Месяцы протекли с тех пор, как бежал он от современности и людей, из воюющей страны, сюда, в Швейцарию; он чувствовал, как его истерзанная, израненная, подавленная болью и ужасом душа находит здесь успокоение и исцеление; чувствовал, как манит к себе ласковый ландшафт, как его чистые линии и краски зовут его, художника, к работе. Поэтому, когда пейзаж скрывался от взора, когда, как в этот утренний час, его застилал туман, он снова ощущал себя чужим и одиноким. Его охватила бесконечная жалость ко всем заключенным внизу — во мгле, к людям его родины, также потонувшей в туманной дали, — бесконечная жалость, бесконечная тоска по слиянию с ними и с их судьбой.
Откуда-то из тумана донеслись в это мартовское утро четыре удара церковного колокола и потом — словно сами себе возвещали они время — еще восемь, более звонких. И сам он ощутил себя словно вознесенным на колокольню, невыразимо одиноким, — мир расстилается перед ним, а за ним, погруженная в сумерки сна, покоится его жена.
Всей душой захотелось ему разорвать эту мягкую завесу тумана, ощутить хоть какие-нибудь признаки пробуждения жизни. Когда он пристально всмотрелся вниз, ему показалось, что в сером тумане, там, где кончается деревня и дорога короткими извилинами поднимается в гору, что-то медленно движется, не то человек, не то зверь. Это еле видное, маленькое существо приближалось, вселяя в него радость сознания, что еще кто-то бодрствует, и возбуждая любопытство, жгучее и болезненное. На перекрестке, там, где дороги расходились, одна — в соседнее селение, другая — сюда, наверх. появилась серая фигура. На мгновение она, как бы отдыхая, замедлила шаг. Потом неторопливо стала взбираться по тропинке на холм.
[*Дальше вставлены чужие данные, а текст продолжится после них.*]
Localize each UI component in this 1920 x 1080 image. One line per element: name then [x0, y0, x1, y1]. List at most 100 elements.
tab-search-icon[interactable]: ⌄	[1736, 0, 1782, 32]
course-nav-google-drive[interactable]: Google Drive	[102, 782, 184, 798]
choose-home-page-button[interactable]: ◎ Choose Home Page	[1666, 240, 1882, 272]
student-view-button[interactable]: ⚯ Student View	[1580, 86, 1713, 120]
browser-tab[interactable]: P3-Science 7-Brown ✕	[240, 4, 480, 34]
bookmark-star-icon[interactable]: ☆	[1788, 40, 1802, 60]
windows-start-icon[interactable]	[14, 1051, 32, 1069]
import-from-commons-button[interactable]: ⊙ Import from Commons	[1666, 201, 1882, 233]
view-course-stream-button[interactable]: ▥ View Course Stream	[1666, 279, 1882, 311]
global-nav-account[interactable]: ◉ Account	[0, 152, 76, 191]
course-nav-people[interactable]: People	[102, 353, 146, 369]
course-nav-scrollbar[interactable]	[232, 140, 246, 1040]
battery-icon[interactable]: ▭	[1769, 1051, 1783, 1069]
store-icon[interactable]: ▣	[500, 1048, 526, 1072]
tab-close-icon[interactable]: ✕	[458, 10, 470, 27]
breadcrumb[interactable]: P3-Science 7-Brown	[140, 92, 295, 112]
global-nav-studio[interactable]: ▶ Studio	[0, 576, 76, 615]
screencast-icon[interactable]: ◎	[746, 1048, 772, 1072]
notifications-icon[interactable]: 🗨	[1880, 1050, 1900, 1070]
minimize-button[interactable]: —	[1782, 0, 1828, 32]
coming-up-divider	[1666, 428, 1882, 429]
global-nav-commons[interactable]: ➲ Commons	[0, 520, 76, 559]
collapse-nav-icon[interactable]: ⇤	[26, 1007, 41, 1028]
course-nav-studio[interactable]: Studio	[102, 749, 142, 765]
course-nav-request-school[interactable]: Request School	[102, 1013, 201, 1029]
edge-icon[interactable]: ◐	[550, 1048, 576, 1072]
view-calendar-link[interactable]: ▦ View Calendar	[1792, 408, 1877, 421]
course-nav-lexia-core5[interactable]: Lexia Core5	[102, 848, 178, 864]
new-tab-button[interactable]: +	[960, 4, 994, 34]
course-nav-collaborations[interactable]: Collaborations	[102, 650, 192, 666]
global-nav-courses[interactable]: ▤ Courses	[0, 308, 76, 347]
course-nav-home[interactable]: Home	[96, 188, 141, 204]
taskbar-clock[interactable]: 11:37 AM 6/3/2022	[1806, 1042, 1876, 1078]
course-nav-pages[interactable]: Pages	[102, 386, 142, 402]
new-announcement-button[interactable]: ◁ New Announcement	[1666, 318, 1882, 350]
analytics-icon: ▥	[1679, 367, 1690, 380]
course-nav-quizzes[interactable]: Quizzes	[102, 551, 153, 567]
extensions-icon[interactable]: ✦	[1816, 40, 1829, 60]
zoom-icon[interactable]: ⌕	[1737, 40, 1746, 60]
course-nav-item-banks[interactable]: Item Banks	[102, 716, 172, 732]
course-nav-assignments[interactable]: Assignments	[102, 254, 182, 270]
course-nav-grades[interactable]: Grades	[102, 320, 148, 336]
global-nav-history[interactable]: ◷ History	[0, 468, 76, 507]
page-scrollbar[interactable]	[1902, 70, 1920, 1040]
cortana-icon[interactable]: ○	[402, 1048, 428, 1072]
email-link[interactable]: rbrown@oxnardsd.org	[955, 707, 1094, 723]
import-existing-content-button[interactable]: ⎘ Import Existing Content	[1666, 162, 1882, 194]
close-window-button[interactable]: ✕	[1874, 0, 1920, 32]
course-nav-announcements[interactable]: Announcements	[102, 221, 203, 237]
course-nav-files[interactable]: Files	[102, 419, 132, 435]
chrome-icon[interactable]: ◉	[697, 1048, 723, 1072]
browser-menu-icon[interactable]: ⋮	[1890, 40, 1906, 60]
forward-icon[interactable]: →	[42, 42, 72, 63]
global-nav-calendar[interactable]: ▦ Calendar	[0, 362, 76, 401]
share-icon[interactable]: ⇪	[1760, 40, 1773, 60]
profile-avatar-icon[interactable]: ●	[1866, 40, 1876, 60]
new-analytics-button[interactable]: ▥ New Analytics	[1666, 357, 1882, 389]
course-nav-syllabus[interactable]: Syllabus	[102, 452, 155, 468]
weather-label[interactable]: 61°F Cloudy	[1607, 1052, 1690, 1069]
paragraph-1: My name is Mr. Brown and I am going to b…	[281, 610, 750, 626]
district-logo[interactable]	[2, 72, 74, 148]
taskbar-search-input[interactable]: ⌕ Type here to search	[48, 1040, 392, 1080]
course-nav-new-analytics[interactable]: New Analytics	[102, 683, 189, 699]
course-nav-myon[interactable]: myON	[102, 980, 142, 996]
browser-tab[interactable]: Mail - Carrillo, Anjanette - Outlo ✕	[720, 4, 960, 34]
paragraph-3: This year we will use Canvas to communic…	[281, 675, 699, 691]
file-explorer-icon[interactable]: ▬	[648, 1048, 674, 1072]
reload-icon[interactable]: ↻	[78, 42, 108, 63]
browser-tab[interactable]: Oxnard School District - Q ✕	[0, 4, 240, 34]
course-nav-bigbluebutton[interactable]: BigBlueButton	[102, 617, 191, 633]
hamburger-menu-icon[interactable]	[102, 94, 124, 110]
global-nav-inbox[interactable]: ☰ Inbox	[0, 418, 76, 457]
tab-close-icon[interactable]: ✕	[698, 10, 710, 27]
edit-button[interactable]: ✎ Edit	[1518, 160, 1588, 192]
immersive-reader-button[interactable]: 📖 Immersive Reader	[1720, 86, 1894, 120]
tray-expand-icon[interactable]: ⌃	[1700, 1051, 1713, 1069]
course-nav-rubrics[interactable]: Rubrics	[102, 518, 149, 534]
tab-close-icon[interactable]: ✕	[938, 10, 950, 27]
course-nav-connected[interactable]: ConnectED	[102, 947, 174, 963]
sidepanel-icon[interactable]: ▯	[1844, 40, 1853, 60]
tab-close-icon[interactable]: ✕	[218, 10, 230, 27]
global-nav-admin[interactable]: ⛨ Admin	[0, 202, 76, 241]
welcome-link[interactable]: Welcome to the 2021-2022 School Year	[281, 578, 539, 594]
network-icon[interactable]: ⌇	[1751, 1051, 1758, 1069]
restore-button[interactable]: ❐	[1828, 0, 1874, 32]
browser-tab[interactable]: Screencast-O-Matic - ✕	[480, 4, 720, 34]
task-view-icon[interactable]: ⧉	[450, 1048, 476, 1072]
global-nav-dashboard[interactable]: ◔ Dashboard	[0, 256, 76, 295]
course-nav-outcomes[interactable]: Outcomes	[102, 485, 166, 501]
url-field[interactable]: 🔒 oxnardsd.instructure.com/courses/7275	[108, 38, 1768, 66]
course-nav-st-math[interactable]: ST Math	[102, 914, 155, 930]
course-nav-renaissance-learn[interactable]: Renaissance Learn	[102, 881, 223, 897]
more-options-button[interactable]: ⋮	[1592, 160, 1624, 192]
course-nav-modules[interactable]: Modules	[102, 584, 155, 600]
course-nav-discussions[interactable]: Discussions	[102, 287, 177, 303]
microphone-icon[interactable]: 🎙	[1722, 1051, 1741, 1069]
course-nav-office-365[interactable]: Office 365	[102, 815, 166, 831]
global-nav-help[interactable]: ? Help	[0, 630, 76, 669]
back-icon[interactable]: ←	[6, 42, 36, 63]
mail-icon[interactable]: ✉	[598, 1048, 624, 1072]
Беспокойство овладело Фердинандом. «Кто этот чужой? — подумал он. Какая сила выгнала его в это утро, как и меня, из тепла и сумрака комнаты? Не ко мне ли он, и что ему нужно от меня?» Теперь, вблизи, сквозь рассеявшийся туман, он узнал его: это был почтальон. Каждое утро, когда церковные часы били восемь, он взбирался сюда, наверх; Фердинанду знакомо было его неподвижное лицо с рыжей, слегка поседевшей, морского типа бородой, в синих очках. Его фамилия была Нуссбаум, Фердинанд же прозвал его «Щелкунчиком» за деревянность движений и важный вид, с которым он перебрасывал свой большой черный кожаный мешок на правую сторону, передавая с величественным видом письма. Фердинанд не мог удержаться от улыбки, глядя, как почтальон, тяжело ступая шаг за шагом, с мешком, переброшенным через левое плечо, старается придать своей мелкой походке значительный вид.